Chapter One
I walk down the street
There’s a deep hole in the sidewalk
I fall in
I am lost and I am helpless
It’s not my fault
It takes a long time to get out
Chapter Two
I walk down the same street
There’s a deep hole in the sidewalk
I pretend I don’t see it
I fall in
I can’t believe I am in the same place but
It’s not my fault
It takes a long time to get out
Chapter Three
I walk down the same street
There’s a deep hole in the sidewalk
I see it there
I fall in
It’s a habit, my eyes are open
I know where I am
It’s my fault
I get out immediately
Chapter Four
I walk down the same street
There’s a deep hole in the sidewalk
I walk around it
Chapter Five
I walk down another street
-- Portia Nelson
I came across this poem and I was struck by the insight the author has concerning habitual and addictive behavior. It is always amazing to me how I can look at others’ lives and see very clearly the pattern of wrong choices and the consequences that come because of these wrong choices. It seems that some people just keep doing the same thing over and over and expect the results to be different every time. But then I have to stop and look at my own life and realize how many times I have walked down the same road, and fallen in the same deep holes again and again. It makes me wonder what we can learn from this little poem.

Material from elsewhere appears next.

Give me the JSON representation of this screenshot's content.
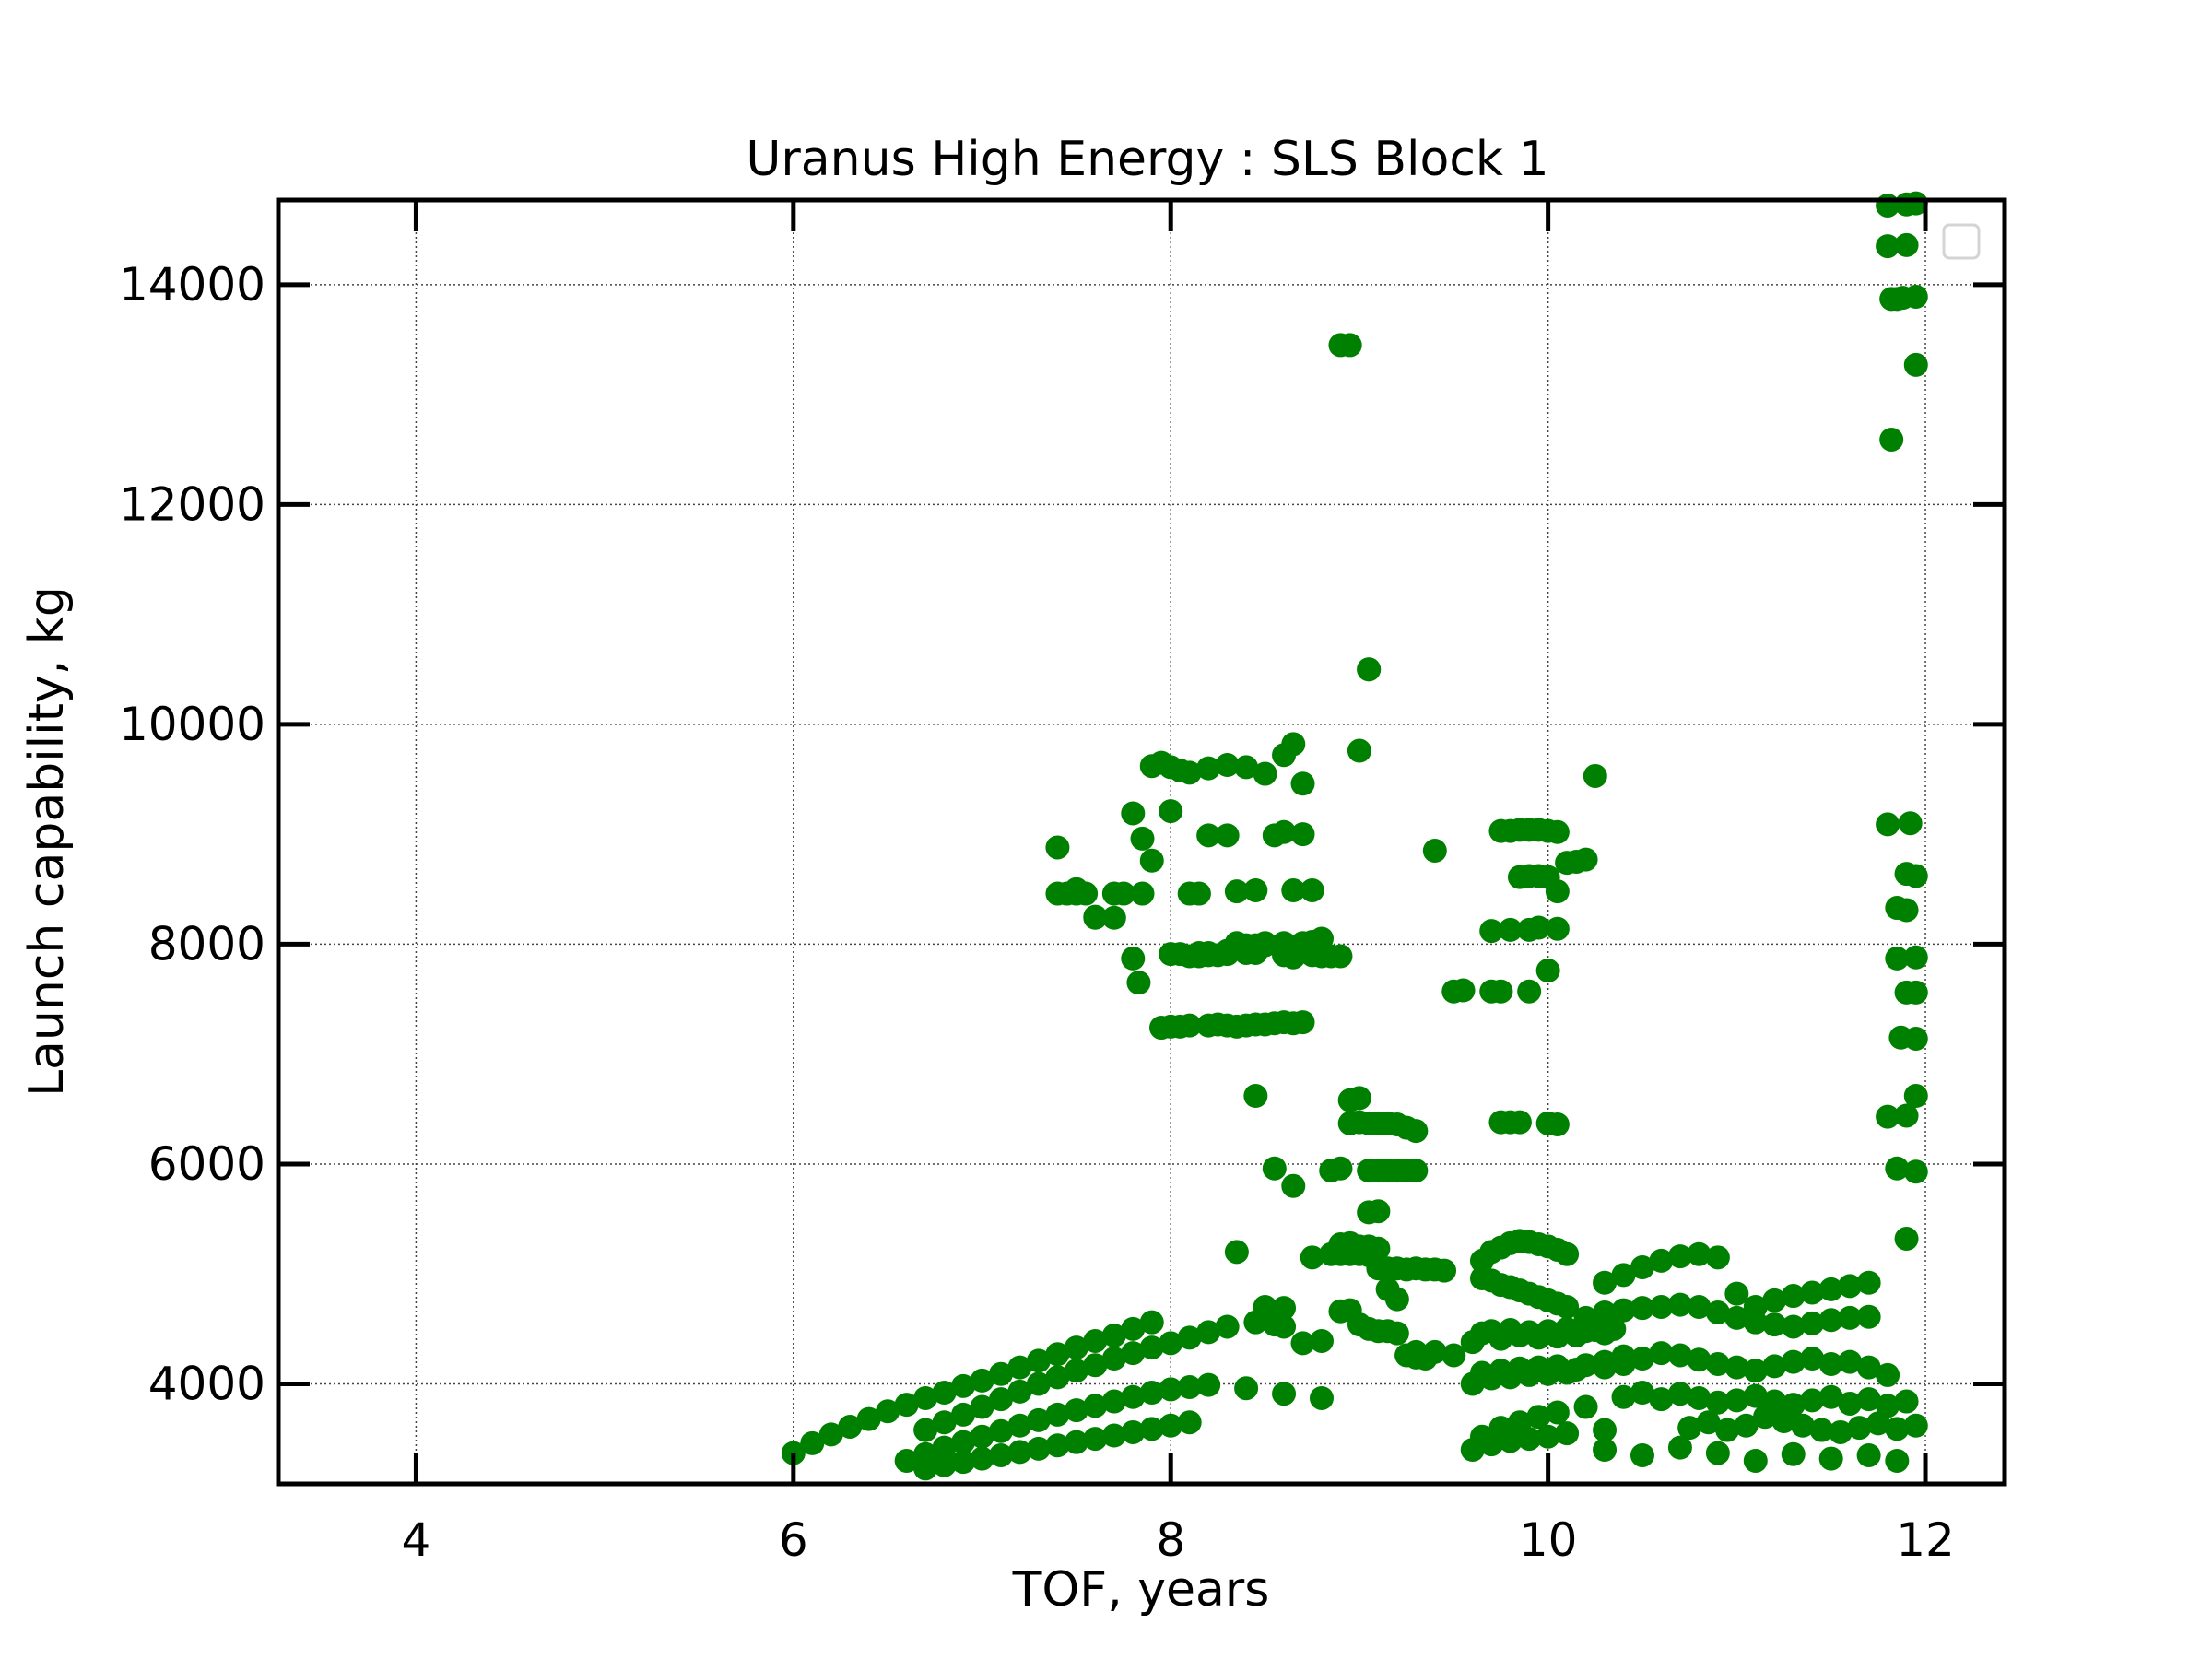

“Chapter One” begins with me seemingly ignorant of the big hole looming in the sidewalk. As I walk down the street, suddenly I fall in. I feel lost and totally helpless. I refuse to take any responsibility, and I stay stuck in the hole for a long time. This hole can be anything that keeps us from being all that God wants us to be. Some of the holes I have fallen in have been rebellion, unbelief, depression, rage and just blatant disobedience.
In “Chapter Two” I know that the hole is there but I pretend that I don’t see it. I know that the way I am acting and the choices I am making are not pleasing to God, but I just don’t want to deal with them right now. So I fall in the hole again, and I just can’t believe it. I still refuse to take any responsibility, trying to blame anyone but me, and I stay in the hole a long time.
“Chapter Three” finds me walking on the same street. This time I see the hole, and I realize that I’ve fallen down that same hole before. I really want to avoid falling in the hole again, but because I am so used to walking that certain way, and doing things my way, I fall in again. This time, however, I am quick to admit my responsibility, repent, and I get out of the hole immediately.
We see further progress in “Chapter Four” when I walk down the same street, but I am finally able to walk around the hole and avoid falling in.
Then in “Chapter Five” wisdom kicks in and I just avoid the street entirely. Why expose myself to temptation when there are perfectly good alternate routes?
I realize that this is a very simplistic view of the process of freedom, and sometimes there are addictions and strongholds that are very difficult to break. However, even the strongest strongholds are no match for our God. We can all walk in freedom through Him. The point is that sometimes God does choose to deliver us immediately. But I think the majority of us must walk through the stages of freedom.
It could be that we look at the sin in our lives as just a habit. Maybe something that we have done all our life. Maybe even something that we saw our parents do. We have to begin by asking God to open our eyes to see what it is that keeps drawing us to our falling places. And then as He shows us, let us be aware of the danger, and avoid it if possible. If it is not possible to avoid, then we can be diligent to keep our eyes open, and depending on Him for strength, we will overcome. Habits can be broken and patterns can be changed. It might be something small, or it might be something big, but it’s always growth. And remember, we may not be where we need to be, but thank God we are not where we used to be! Press on toward Him this week.